Generosity overcomes me. I have decided to put this week's movie nite up to a vote. The winner will be the movie that gets the most votes. In the event of a tie, I reserve the right to decide the winning movie. Without further ado (insert drum roll here) this week's nominees are:

1. One Crazy Summer - A classic 80s Cusack film
2. The Thing - Starring a shape-shifting alien
3. Million Dollar Hotel - Written by Bono
4. Wicker Park - Starring Josh Hartnett as a crazy stalker

Place your vote in the comments section. Voting closes tomorrow at noon.

Coining a New Term

Minion (n.) - a servile or fawning dependant. There are other definitions, but I think we have captured the main essence with that one. I am always fond of saying that as a goddess, I am always in need of minions. Artoo pointed out to me today at lunch that since my minions all tend to be male, I should start calling them "menions". And thus a new word is born!

Menion (n.) - a male servile or fawning dependant in the service of the goddess Dish.


A note to my menions: The word minion is actually derived from the French mignon meaning darling (somewhat in the sense of "the precious"). Of course that sort of starts us down a strange and disturbing road. I think it is best we stop the analysis right here.

I love my new word. Thanks Artoo!

Did You Know...

...That if you don't have new bus pass on the first day of the month, OC Transpo will trade your last month's bus pass for a daily pass.

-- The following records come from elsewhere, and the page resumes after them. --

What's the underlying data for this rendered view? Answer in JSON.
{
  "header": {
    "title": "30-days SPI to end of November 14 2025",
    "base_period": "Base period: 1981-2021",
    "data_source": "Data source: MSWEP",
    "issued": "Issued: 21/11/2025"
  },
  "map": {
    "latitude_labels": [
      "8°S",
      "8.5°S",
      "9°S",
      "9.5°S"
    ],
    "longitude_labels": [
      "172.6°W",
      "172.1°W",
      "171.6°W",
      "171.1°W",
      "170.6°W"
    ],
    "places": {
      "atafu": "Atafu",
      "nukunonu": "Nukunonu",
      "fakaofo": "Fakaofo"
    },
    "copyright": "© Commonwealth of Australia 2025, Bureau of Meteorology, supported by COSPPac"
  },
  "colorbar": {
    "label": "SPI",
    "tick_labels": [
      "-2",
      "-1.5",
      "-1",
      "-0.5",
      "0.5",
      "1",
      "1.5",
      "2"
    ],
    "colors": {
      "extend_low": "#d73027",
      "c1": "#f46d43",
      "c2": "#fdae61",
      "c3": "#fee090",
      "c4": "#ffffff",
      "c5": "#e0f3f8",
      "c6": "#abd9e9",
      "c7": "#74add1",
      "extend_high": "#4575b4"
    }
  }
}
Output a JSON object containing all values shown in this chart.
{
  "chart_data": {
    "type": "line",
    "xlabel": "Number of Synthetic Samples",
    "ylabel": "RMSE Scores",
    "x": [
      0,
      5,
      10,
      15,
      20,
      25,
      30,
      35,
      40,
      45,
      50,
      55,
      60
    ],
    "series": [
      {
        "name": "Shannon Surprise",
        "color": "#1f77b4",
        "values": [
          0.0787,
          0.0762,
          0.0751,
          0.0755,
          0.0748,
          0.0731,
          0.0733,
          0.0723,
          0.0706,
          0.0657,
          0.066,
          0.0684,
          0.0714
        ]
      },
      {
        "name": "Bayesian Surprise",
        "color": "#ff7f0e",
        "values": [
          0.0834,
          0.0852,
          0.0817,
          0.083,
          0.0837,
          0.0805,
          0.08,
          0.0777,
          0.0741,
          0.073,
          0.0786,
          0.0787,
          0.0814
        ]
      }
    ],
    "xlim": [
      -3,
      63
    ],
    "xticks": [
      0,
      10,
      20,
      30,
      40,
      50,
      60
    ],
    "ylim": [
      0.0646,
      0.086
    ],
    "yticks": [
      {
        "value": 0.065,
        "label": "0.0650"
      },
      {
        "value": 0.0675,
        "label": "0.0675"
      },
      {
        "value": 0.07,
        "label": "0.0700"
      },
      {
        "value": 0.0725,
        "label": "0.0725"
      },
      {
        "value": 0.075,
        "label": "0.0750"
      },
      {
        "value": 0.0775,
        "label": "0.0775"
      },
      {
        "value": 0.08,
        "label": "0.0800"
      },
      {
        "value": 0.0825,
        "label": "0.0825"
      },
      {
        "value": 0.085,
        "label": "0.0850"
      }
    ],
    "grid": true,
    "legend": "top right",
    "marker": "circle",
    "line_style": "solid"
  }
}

What a swell deal, or possibly just a way for them to confiscate your old pass so you can't keep trying to use it all month. Either way, it worked out great for me because I didn't quite have enough bus tickets to last me through the week and I am still crossing my fingers for parking at the new job so I didn't want to buy another pass quite yet.

...That it was just a joke when the Italian Prime Minister said that he would abstain from sex until the April 9 election. Read about it
here. My question is what does this have to do with anything? Why even say that in a speech? He's married. How does not having sex with your wife prove that you have good family values? Unless he was talking about abstaining from sex with one or more mistresses, but really, if that were the case it should specify. Anyway, this article was good for a laugh.

...That the new
Anne and Gilbert musical that debuted last summer at the Victoria Playhouse on PEI was a smashing success. And this is a surprise because...? I mean how could it not be? The tourists eat that stuff up. Anything Anne-related sells. Sheesh.

...That it is easier to buy new shoes than attempt to walk for long (or even short) distances on your heels so that the snow does not seep in through the holes in the bottom of your shoes and get your socks wet. Granted, I do have a good laugh every time I watch Ryan do this. :o)


Those are today's random thoughts. Don't worry. I will come up with some more controversial topics once I get a chance to get more into my yearly feminist read.